G ENETIC modification of food has over the years been a controversial issue with stances that swing from approval to disapproval. Unfortunately, ignorance and illusion have informed the choices of many who now confuse molecular genetics for molecular politics. Hence, the determinate distrust and preemptive attacks on genetically modified foods abound.
Subsistence and commercial agriculture have been faced with various unfavourable conditions militating against global food production and security. However, farmers, from time immemorial, have consciously or unconsciously employed selective breeding as a simple form of genetic modification to improve yield and biotic potential. In tandem with new agricultural methods, plant breeders have applied a variety of new technologies in both developed and developing countries. Plant breeding, conventionally, is often understood as the selection of a particular – desirable – individual from a great variety of naturally occurring types of plants. It also involves the systematic interbreeding of naturally existing plants. Similarly, breeding techniques, such as wide-crossing have led to the production of hybrids.
Another technique, mutation breeding, involves the use of radiation or chemical substances to alter plants and seeds on demand. In this regard, genetic modification, also called genetic engineering, can be referred to as an improvised means to achieve same end, as it promotes much faster and more precise methods of multiplying and producing improved crops, which makes it a distinguished scheme. Nonetheless, some concerns surround the technique of genetic modification, as well as its uncertain risks, although, conventional plant breeding is not immune from unintended effects.
Genetic modification actually enables the deliberate insertion of genes from unrelated species into organisms in order to amplify, preserve or suppress identified traits. Normally, splicing – combination or insertion of genes – is done in the laboratory, before it undergoes field trial, then introduced to interested farmers, with or without explicit conditions. Most commonly, objections from many people is based on the ethical notion that it is unacceptable to splice genes. Underlying this position is the overbearing impression that nature commands an already balanced order, and thus deserves to be unmodified.
Human efforts to modify food crops are not new. Indeed, human intervention affects any system one can think of. It is invalid to presume order as static, because order is not an exception to the constant nature of change. As a matter of fact, biodiversity is subject to evolution, and there is an element of modification in every spontaneous generation of food and non-food crops. Genetics is a key enabling technology of the twenty-first century. Its importance ranks with information technology, material technology, and energy technology. The effects of these enabling technologies cuts across business and societal infrastructure, but developments in genetics, in particular, is fundamental to science and technology, including health, food and agriculture. It is therefore difficult to assure that nature should not be altered.
Despite the indispensable nature of food and nutrition, food security has not thrived in Nigeria. This, in part, is due to the feeble progress in the fight against hunger and malnutrition. Better access and availability of food cannot be wished away if this battle must be won. Unfortunately, the will – political and apolitical – to mend the ills of a gross lack of food is weak. Statistics have made it evident that a worrisome number of people, especially children, are affected by the stranglehold of hunger and malnutrition. A simple approach to tackle this would be to utilise opportunities to increase food production, availability, and access.

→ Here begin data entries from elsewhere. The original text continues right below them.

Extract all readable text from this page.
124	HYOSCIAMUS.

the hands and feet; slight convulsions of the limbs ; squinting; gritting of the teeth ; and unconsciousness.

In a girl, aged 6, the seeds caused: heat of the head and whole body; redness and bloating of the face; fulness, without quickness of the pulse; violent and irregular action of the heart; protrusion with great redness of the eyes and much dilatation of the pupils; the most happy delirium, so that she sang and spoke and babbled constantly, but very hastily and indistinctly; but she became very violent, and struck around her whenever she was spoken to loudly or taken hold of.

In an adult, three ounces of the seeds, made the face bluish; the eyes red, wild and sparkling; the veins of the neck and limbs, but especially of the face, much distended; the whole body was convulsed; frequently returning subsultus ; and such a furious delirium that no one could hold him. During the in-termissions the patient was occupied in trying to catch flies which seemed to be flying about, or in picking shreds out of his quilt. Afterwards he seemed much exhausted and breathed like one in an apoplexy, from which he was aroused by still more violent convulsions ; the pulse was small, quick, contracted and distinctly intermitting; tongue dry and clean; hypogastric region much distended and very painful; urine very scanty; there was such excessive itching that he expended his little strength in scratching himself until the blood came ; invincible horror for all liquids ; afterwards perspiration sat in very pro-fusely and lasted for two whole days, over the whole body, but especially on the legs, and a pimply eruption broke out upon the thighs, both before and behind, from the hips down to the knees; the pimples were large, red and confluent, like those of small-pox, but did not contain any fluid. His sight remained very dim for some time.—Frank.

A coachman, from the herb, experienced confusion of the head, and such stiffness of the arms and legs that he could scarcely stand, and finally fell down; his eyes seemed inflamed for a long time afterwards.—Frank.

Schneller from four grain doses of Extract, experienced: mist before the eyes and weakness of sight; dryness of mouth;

When yield is high, farmers are happy and motivated to produce more. On the other hand, suboptimal harvests result in a ritual of poverty, undernutrition and poor economic development. Food production is dependent on factors, including pests, disease, soil conditions, or abiotic stresses which influence the outcome of produce. Significant interventions can be accomplished through simple and popular means like irrigation, as well as application of pesticides, insecticides and fertilizer. However, these means are usually cost-intensive. The purpose of genetic modification is to be wise in penny and pounds, in light of quality, yield and profit. It enables a biotechnological fix to ensure micronutrient enrichment, abiotic stress resistance, bacterial, fungal and viral resistance, pest resistance, herbicide resistance, and biopharmaceuticals, which involve the production of vaccines in crops. Amidst possible risks and consequences, the proceeds of a well-designed genetic modification, are quite substantial and sustainable.

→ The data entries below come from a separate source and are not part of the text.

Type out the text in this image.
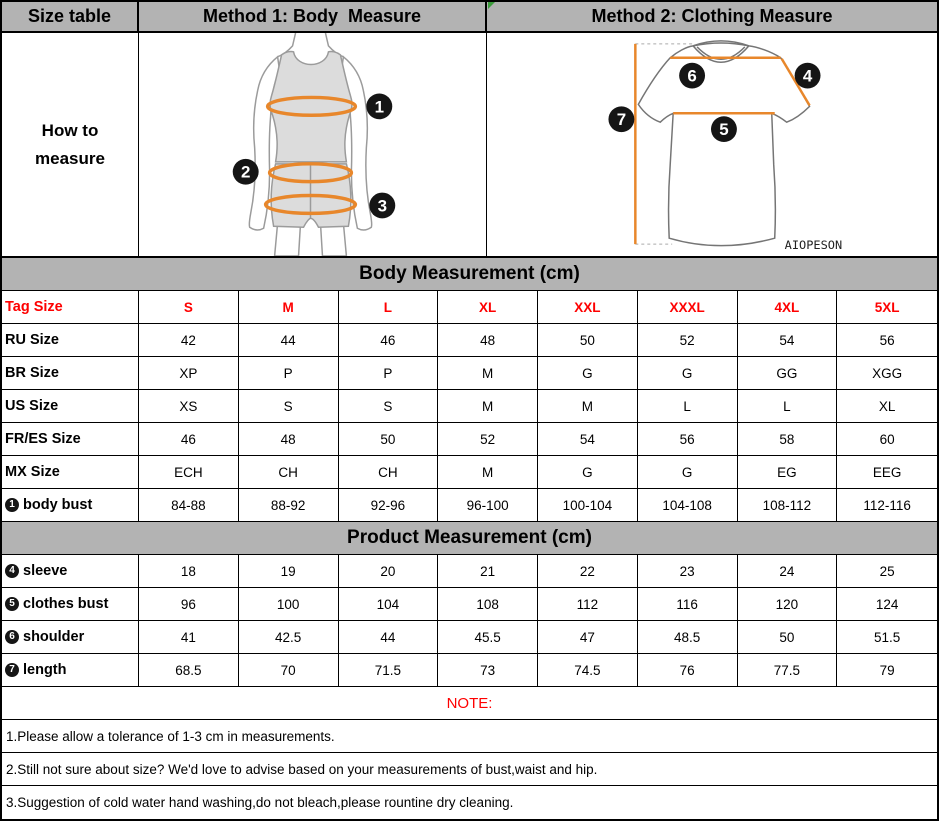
Size table	Method 1: Body  Measure	Method 2: Clothing Measure
How to measure
1
2
3
6	4
5
7
AIOPESON
Body Measurement (cm)
Tag Size	S	M	L	XL	XXL	XXXL	4XL	5XL
RU Size	42	44	46	48	50	52	54	56
BR Size	XP	P	P	M	G	G	GG	XGG
US Size	XS	S	S	M	M	L	L	XL
FR/ES Size	46	48	50	52	54	56	58	60
MX Size	ECH	CH	CH	M	G	G	EG	EEG
1 body bust	84-88	88-92	92-96	96-100	100-104	104-108	108-112	112-116
Product Measurement (cm)
4 sleeve	18	19	20	21	22	23	24	25
5 clothes bust	96	100	104	108	112	116	120	124
6 shoulder	41	42.5	44	45.5	47	48.5	50	51.5
7 length	68.5	70	71.5	73	74.5	76	77.5	79
NOTE:
1.Please allow a tolerance of 1-3 cm in measurements.
2.Still not sure about size? We'd love to advise based on your measurements of bust,waist and hip.
3.Suggestion of cold water hand washing,do not bleach,please rountine dry cleaning.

It is expedient to prevent the threat or occurrence of hunger and malnutrition, rather than adopt a fire brigade approach to food insufficiency. No thanks to the polarity of anxiety, the genetically engineered food producers tend to overpromise, leaving the public and government with a burden of expectation and direction. Anyways, there’s an unfixed cost, honed by an inclination to blessing or blemish. An unbiased deliberation of genetically modified foods deserves a chance in Nigeria. Genetic Modification should not be hijacked on its way to reach its potential; and if we must mourn it, let it die first.